Aber auch für extreme Armut ist die Wasserkrise eine der Hauptursachen – 260 Milliarden Dollar kostet die Krise die Volkswirtschaften weltweit jedes Jahr.11 Wasserknappheit gehört außerdem zu den verheerendsten Folgen der Klimaerwärmung, das sehen wir bereits heute. Für Menschen, die an die Wasserversorgung angeschlossen sind, wird die zunehmende Wasserknappheit ziemlich teuer werden. Für alle anderen bedeutet sie das Todesurteil.

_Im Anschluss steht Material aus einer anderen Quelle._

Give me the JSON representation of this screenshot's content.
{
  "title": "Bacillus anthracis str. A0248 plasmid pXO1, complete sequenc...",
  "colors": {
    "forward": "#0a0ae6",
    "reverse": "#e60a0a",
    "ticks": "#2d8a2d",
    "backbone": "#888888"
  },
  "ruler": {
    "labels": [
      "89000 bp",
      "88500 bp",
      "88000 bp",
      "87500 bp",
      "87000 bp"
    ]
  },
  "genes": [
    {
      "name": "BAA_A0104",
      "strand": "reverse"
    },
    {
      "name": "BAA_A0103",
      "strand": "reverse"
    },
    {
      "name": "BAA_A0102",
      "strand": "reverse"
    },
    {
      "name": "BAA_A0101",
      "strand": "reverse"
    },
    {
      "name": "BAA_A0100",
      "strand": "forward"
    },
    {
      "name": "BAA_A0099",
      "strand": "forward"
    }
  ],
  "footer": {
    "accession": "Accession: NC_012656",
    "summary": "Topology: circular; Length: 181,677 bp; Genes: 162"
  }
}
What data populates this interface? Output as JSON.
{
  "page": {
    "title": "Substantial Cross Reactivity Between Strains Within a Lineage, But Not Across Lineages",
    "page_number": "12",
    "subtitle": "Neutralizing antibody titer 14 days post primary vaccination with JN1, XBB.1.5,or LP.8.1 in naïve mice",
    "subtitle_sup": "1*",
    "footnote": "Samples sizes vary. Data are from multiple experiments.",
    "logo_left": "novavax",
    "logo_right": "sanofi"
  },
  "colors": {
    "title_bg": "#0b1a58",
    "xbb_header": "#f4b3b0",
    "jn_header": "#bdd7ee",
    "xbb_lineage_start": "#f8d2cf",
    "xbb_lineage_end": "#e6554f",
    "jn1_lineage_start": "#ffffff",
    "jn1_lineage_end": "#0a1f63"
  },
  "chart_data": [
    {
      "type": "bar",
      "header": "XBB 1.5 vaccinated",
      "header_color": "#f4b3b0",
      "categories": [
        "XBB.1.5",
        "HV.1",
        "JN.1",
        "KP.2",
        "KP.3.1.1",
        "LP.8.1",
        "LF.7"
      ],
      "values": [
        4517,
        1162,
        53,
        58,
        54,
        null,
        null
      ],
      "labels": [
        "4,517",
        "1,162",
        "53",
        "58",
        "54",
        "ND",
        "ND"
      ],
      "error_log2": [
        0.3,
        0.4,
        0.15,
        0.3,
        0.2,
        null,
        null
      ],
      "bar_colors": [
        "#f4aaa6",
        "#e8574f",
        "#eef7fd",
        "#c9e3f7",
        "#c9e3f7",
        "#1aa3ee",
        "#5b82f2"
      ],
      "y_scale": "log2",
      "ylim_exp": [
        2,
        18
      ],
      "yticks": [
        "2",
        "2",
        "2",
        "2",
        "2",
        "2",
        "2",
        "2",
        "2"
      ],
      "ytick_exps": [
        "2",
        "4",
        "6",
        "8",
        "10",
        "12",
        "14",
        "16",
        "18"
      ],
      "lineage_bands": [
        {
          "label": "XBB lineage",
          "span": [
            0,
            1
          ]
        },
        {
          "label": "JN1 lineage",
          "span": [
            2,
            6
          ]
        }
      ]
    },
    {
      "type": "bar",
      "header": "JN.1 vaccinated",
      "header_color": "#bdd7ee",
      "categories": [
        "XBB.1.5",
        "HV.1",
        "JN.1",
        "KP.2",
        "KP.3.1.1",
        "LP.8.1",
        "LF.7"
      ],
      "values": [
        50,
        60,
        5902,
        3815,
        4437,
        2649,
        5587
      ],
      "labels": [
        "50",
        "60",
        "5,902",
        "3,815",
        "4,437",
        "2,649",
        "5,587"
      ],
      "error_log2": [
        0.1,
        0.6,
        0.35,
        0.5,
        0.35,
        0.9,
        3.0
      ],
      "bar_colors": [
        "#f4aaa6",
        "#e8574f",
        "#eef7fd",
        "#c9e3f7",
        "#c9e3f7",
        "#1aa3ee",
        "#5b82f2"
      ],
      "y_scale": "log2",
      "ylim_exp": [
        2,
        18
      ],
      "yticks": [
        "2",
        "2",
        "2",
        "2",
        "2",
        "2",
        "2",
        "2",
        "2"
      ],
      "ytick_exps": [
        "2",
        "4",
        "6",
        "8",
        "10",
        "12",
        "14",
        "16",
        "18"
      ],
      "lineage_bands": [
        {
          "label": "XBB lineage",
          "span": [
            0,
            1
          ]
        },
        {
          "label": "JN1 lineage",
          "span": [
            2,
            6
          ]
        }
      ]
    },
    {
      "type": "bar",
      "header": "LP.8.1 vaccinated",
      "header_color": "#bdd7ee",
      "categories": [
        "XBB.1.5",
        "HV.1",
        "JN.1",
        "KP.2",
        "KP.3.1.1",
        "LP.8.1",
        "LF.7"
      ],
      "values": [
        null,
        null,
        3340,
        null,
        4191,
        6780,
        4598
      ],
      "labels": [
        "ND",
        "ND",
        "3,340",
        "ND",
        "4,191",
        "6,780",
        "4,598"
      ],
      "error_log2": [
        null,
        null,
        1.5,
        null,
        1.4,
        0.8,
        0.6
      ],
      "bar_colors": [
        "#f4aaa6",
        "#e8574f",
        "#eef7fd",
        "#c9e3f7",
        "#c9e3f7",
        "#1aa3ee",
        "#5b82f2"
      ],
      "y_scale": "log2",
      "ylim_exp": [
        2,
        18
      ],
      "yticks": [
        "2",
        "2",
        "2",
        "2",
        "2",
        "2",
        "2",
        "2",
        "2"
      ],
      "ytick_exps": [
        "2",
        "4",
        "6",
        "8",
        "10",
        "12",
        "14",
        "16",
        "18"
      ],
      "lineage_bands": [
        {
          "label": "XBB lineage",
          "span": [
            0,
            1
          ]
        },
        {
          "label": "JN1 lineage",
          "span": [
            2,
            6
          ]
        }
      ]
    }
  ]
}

»Das Prinzip aller Dinge ist Wasser«12, sagte schon der griechische Naturphilosoph Thales von Milet. Für mich sah es ganz so aus, als hätte Thales recht gehabt. Jedes Gespräch, das ich über irgendein Entwicklungsthema führte – Gesundheit, Bildung, Frauenrechte, wirtschaftliche Möglichkeiten, Umwelt –, hätte eigentlich mit einer Diskussion über Wasser beginnen können, wenn nicht müssen. Beziehungsweise, um genau zu sein, mit einer Diskussion über WASH – das ist die übliche, im englischen Sprachraum verwendete Abkürzung für Wasser, Sanitärversorgung und Hygiene, die häufig zusammengenommen als ein Thema behandelt werden. De facto aber hatte kaum jemand darüber gesprochen. Mir fiel immer wieder ein Satz eines Kollegen von Bono ein: »Wasser ist das unsexieste Thema überhaupt«, hatte er gesagt. Genau, dachte ich. Und rate mal, was passiert, wenn dann auch noch Kacke obendrauf kommt.

Aber warum sind die Themen Wasser und sanitäre Einrichtungen eigentlich so unsexy? Warum bekommen sie so wenig Aufmerksamkeit? Ich habe im Laufe der Jahre eine ganze Reihe von Theorien dazu entwickelt und wieder verworfen. Die Theorie, an der ich bis heute festhalte, lässt sich am besten mit einem Gleichnis von David Foster Wallace beschreiben:

Schwimmen zwei junge Fische des Weges und treffen zufällig einen älteren Fisch, der in die Gegenrichtung unterwegs ist. Er nickt ihnen zu und sagt: »Morgen, Jungs. Wie ist das Wasser?« Die zwei jungen Fische schwimmen eine Weile weiter, und schließlich wirft der eine dem anderen einen Blick zu und sagt: »Was zum Teufel ist Wasser?«13

Wallace wollte mit dieser kleinen Geschichte zeigen, dass »die offensichtlichsten, allgegenwärtigsten und wichtigsten Tatsachen oft die sind, die am schwersten zu erkennen und zu diskutieren sind«. Für mich ist die Geschichte mehr als eine Metapher – in Bezug auf Wasser ist sie sozusagen buchstäblich wahr.